Abri a porta do dormitório e retirei os sapatos, o tênis de treino de Taehyung ainda estava largado na mesma posição, assim como os chinelos cor-de-rosa minúsculos de Jieun também estavam ali.

Reconstituo o lugar como o cenário de um crime: as luzes apagadas, uma música tocando, minha camiseta largada ao lado da porta do banheiro junto a roupa íntima de Jieun, a voz dela, doce, ecoando por cima das letras de uma canção tocando baixo, o cheiro de suor e sexo. As informações juntas apontavam para o resultado que tentei negar a todo custo.

Me aproximei da cama até entender que se tratava de Jie, enlaçada em Taehyung, por baixo do corpo dele, os calcanhares ao redor de seu quadril, as unhas coloridas e as pontas de seus dedos delicados, fincados na pele do meu melhor amigo. Acendi as luzes para espantar o pesadelo. Só poderia se tratar de um. Tinha que ser.

Os olhos de Taehyung me encontraram com tanto espanto que em algum momento pensei que seu rosto iniciaria um processo de dissolução. As expressões de prazer de Jieun morreram no susto, sua voz gritando no fundo de minha mente, no despertar do meu pesadelo lúcido e só queria silenciá-la dentro de mim.
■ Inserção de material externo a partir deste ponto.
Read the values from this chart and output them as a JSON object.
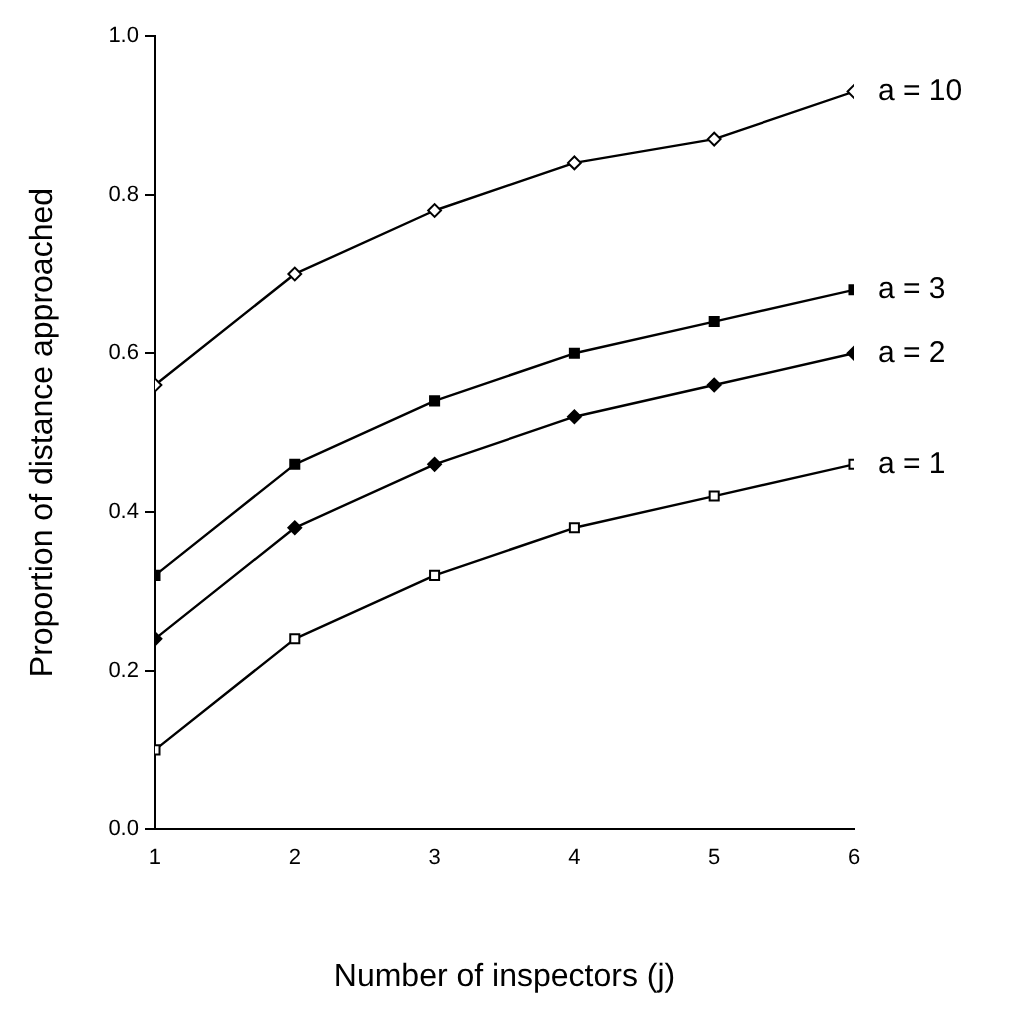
{
  "chart_data": {
    "type": "line",
    "xlabel": "Number of inspectors (j)",
    "ylabel": "Proportion of distance approached",
    "x": [
      1,
      2,
      3,
      4,
      5,
      6
    ],
    "series": [
      {
        "name": "a = 10",
        "color": "#000000",
        "marker": "diamond",
        "values": [
          0.56,
          0.7,
          0.78,
          0.84,
          0.87,
          0.93
        ]
      },
      {
        "name": "a = 3",
        "color": "#000000",
        "marker": "square",
        "values": [
          0.32,
          0.46,
          0.54,
          0.6,
          0.64,
          0.68
        ]
      },
      {
        "name": "a = 2",
        "color": "#000000",
        "marker": "diamond",
        "values": [
          0.24,
          0.38,
          0.46,
          0.52,
          0.56,
          0.6
        ]
      },
      {
        "name": "a = 1",
        "color": "#000000",
        "marker": "square",
        "values": [
          0.1,
          0.24,
          0.32,
          0.38,
          0.42,
          0.46
        ]
      }
    ],
    "xlim": [
      1,
      6
    ],
    "xticks": [
      1,
      2,
      3,
      4,
      5,
      6
    ],
    "ylim": [
      0,
      1
    ],
    "yticks": [
      {
        "value": 0,
        "label": "0.0"
      },
      {
        "value": 0.2,
        "label": "0.2"
      },
      {
        "value": 0.4,
        "label": "0.4"
      },
      {
        "value": 0.6,
        "label": "0.6"
      },
      {
        "value": 0.8,
        "label": "0.8"
      },
      {
        "value": 1,
        "label": "1.0"
      }
    ],
    "grid": false,
    "legend": false,
    "line_style": "solid"
  }
}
Só queria a porra do silêncio outra vez.

Minha primeira reação foi escapar, sair do quarto, caminhar porta afora, mesmo que sem rumo, sem saber para onde ir. Nenhum lugar parecia certo.

Taehyung me alcançou no caminho, ainda vestindo as peças de roupa, pedindo para que tivesse um pouco de calma. Tinha que existir uma explicação para aquilo tudo, queria que existisse uma realidade alternativa que não envolvesse o óbvio, que eu só estivesse delirando.

— Jungkook, me escuta, eu juro que posso te explicar tudo, toda a verdade! Só me escuta. — ele falou, me segurando pelos ombros. Sentia o cheiro de Jieun nele. As marcas dos beijos ao redor do pescoço. Beijos que pensei que eram só para mim.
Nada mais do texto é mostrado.